Lawes told VICE that The Electric never needed a board or an HR department as it was a small independent business. He added that he believed he would not be able to reopen the cinema any earlier than autumn 2020, and on that basis decided to only furlough three members of staff and make everyone else redundant.
In all four cities, the revelations exposed a gulf between public perceptions of progressive, community-focused cinemas and their internal treatment of staff. Customers of the Tyneside and Electric cinemas have been vocal in their dismay and desire to see change.
Workers hope this feeling will finally force cinemas to prioritise staff. “The only way this could work is if the people that love the Electric can help us and put pressure on the owner,” says the ex-Electric Cinema employee. (Lawes told VICE that he was looking to sell the cinema and may not reopen The Electric at all.)
Their former colleague added: “Independent cinemas can sometimes drop below the radar. People look at it romantically and don't look at staff welfare and how these businesses are run. Maybe [cinemas] get away with things because of that.”
That romanticism also attracts many employees. “You get drawn in by film as something you'd love to work around,” says Joe. “But the reality is completely different.” He once enjoyed watching free films on his days off, but “in those final months, I didn't even go to watch films anymore. I don’t think I could ever go back there. My only association with it now is trauma.”
The love of the sector is also used to excuse low pay and insecure contracts, say a number of workers. An underdog mentality among cinema bosses feeds into this, says a senior manager in the industry who asked to remain anonymous for fear of repercussions from his employer.
“People in indie cinemas don’t want to think ‘We’re part of the problem’, because they feel they're beat down already and that they're doing something important,” he says. “That breeds some pretty ugly results – they’ve taken an ‘ends justifies the means’ approach to everything.”

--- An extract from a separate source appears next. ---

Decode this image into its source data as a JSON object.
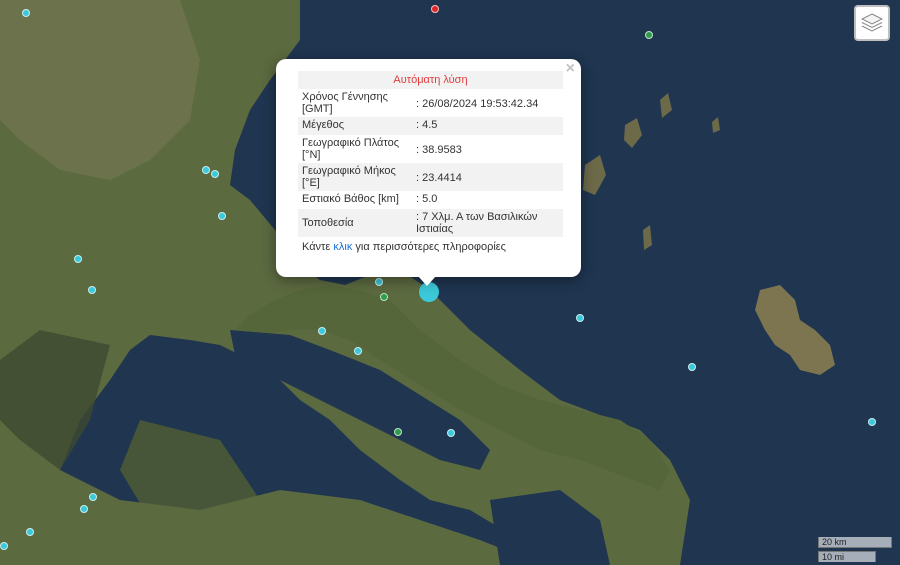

These conditions make it difficult for workers to speak out. Joe highlights that the person you’re complaining to, or about, is often in control of the rota which determines your hours. With low-hour contracts and regular restructures, Winnie says: “There was no stability. People didn't want to speak out for fear of losing their job.” This instability has, if anything, been exacerbated by the pandemic.
But now that indie cinema workers across the UK have seen their experiences are replicated across the sector, they’ve taken action. After the independent investigation into the Tyneside, workers there asked the British Film Institute (BFI), its primary funder, to intervene.

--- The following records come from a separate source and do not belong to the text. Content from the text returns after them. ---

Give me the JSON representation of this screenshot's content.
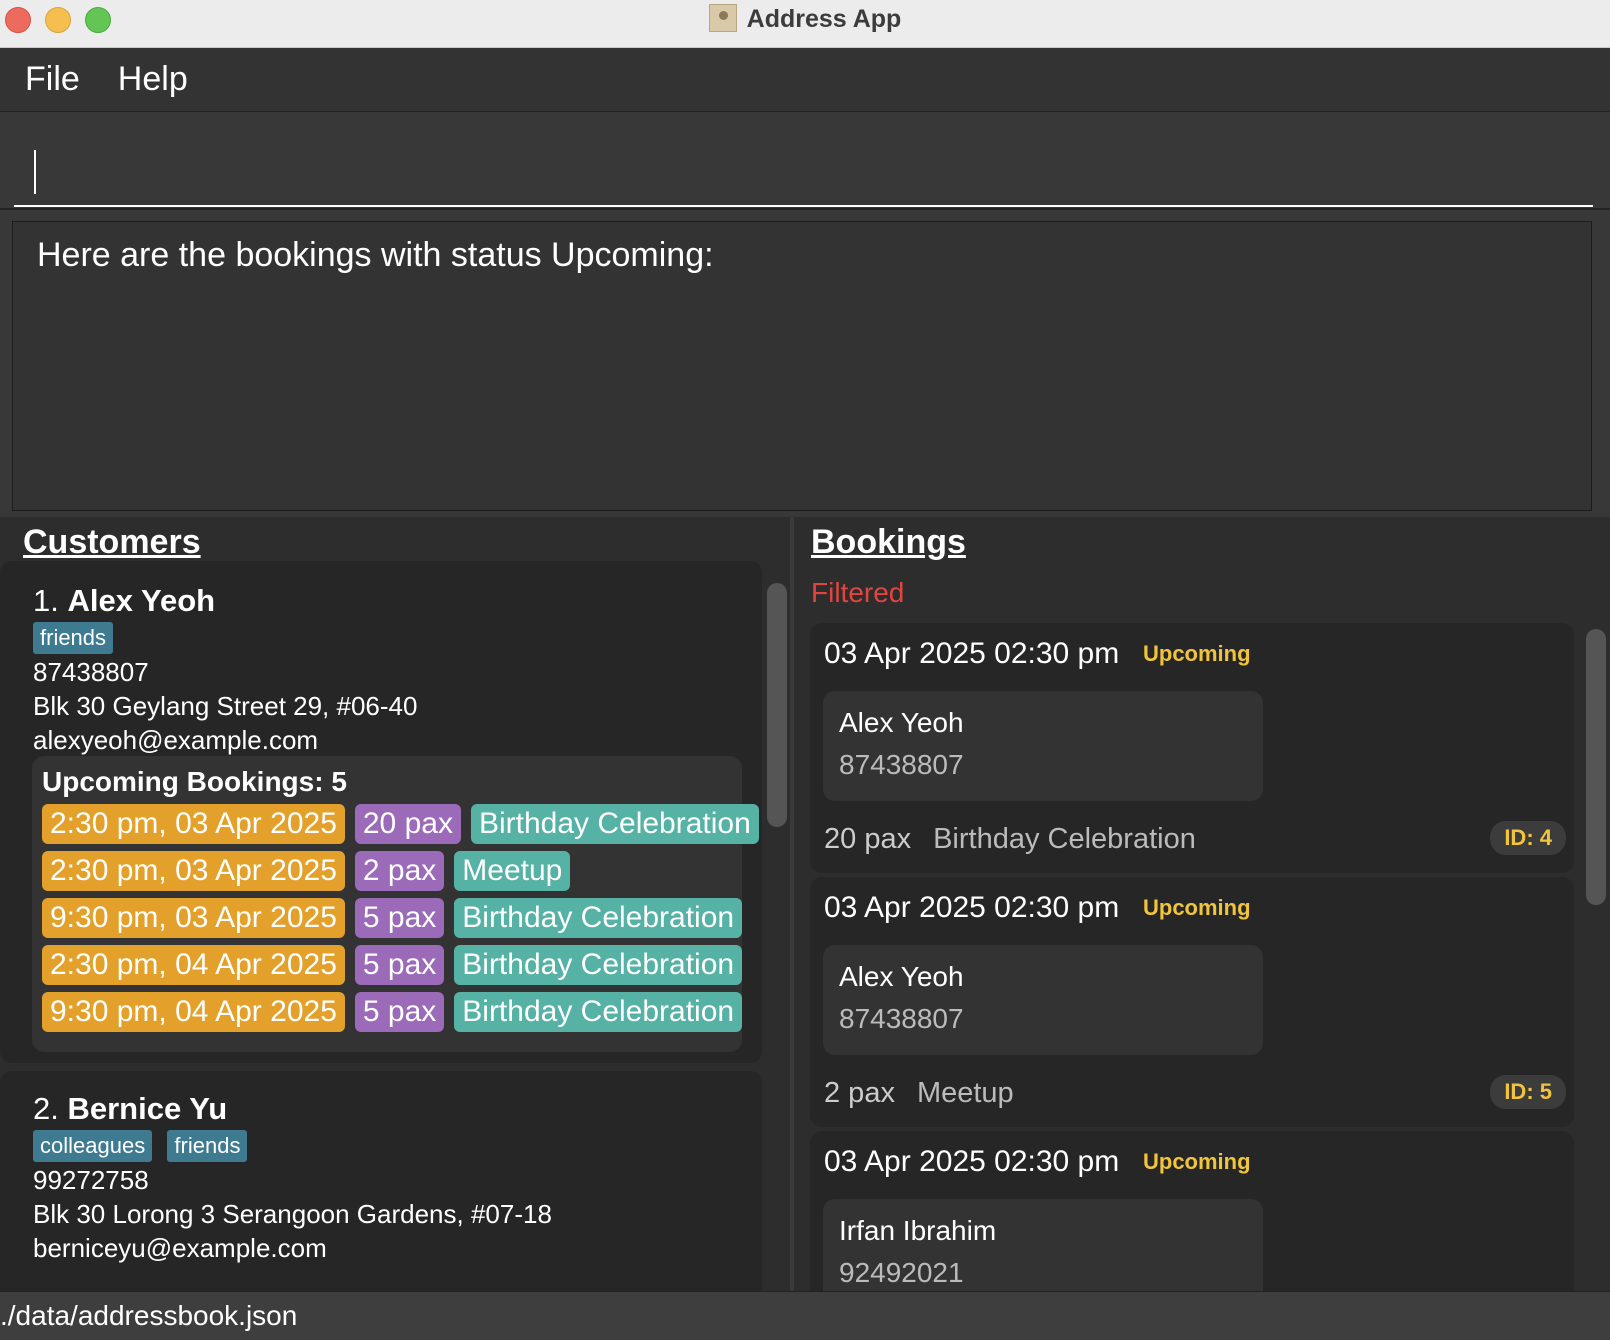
{
  "window": {
    "title": "Address App"
  },
  "menu": {
    "file": "File",
    "help": "Help"
  },
  "command": {
    "value": ""
  },
  "result": {
    "text": "Here are the bookings with status Upcoming:"
  },
  "customers": {
    "heading": "Customers",
    "items": [
      {
        "index": "1.",
        "name": "Alex Yeoh",
        "tags": [
          "friends"
        ],
        "phone": "87438807",
        "address": "Blk 30 Geylang Street 29, #06-40",
        "email": "alexyeoh@example.com",
        "upcoming_label": "Upcoming Bookings:",
        "upcoming_count": "5",
        "bookings": [
          {
            "date": "2:30 pm, 03 Apr 2025",
            "pax": "20 pax",
            "occasion": "Birthday Celebration"
          },
          {
            "date": "2:30 pm, 03 Apr 2025",
            "pax": "2 pax",
            "occasion": "Meetup"
          },
          {
            "date": "9:30 pm, 03 Apr 2025",
            "pax": "5 pax",
            "occasion": "Birthday Celebration"
          },
          {
            "date": "2:30 pm, 04 Apr 2025",
            "pax": "5 pax",
            "occasion": "Birthday Celebration"
          },
          {
            "date": "9:30 pm, 04 Apr 2025",
            "pax": "5 pax",
            "occasion": "Birthday Celebration"
          }
        ]
      },
      {
        "index": "2.",
        "name": "Bernice Yu",
        "tags": [
          "colleagues",
          "friends"
        ],
        "phone": "99272758",
        "address": "Blk 30 Lorong 3 Serangoon Gardens, #07-18",
        "email": "berniceyu@example.com"
      }
    ]
  },
  "bookings": {
    "heading": "Bookings",
    "filter_label": "Filtered",
    "items": [
      {
        "datetime": "03 Apr 2025 02:30 pm",
        "status": "Upcoming",
        "customer": "Alex Yeoh",
        "phone": "87438807",
        "pax": "20 pax",
        "occasion": "Birthday Celebration",
        "id": "ID: 4"
      },
      {
        "datetime": "03 Apr 2025 02:30 pm",
        "status": "Upcoming",
        "customer": "Alex Yeoh",
        "phone": "87438807",
        "pax": "2 pax",
        "occasion": "Meetup",
        "id": "ID: 5"
      },
      {
        "datetime": "03 Apr 2025 02:30 pm",
        "status": "Upcoming",
        "customer": "Irfan Ibrahim",
        "phone": "92492021"
      }
    ]
  },
  "status_bar": {
    "path": "./data/addressbook.json"
  },
  "colors": {
    "date_chip": "#e3a02a",
    "pax_chip": "#9b6ab8",
    "occasion_chip": "#56b2a4",
    "tag": "#3e7b91",
    "status": "#f0c43c",
    "filtered": "#e0463f"
  }
}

A number of workers said they would like to see an official process, where independent cinemas receiving public funding through the BFI would be regularly evaluated to ensure they’re upholding industry guidelines on bullying and harassment.
In January and February, virtual workshops – including one at the London Short Film Festival – also brought together front of house workers from independent cinemas to outline the issues and potential routes to tackle them. These are being followed up by a survey of workers to assess conditions nationwide.
The Tyneside Cinema, at least, is pressing ahead with change. Its new CEO Simon Drysdale has promised to enact all 74 recommendations from the independent report, and told VICE that he has established a new staff community group, and is “working on a recruitment programme for a new chair and new trustees”.
Cinema workers all over the country are hoping that the re-opening of independent cinemas doesn’t mean a return to the status quo. “All we can do now is point out what happened and make sure people don't forget about it,” says one of the Electric’s ex-employees. “The cycle can't start again.”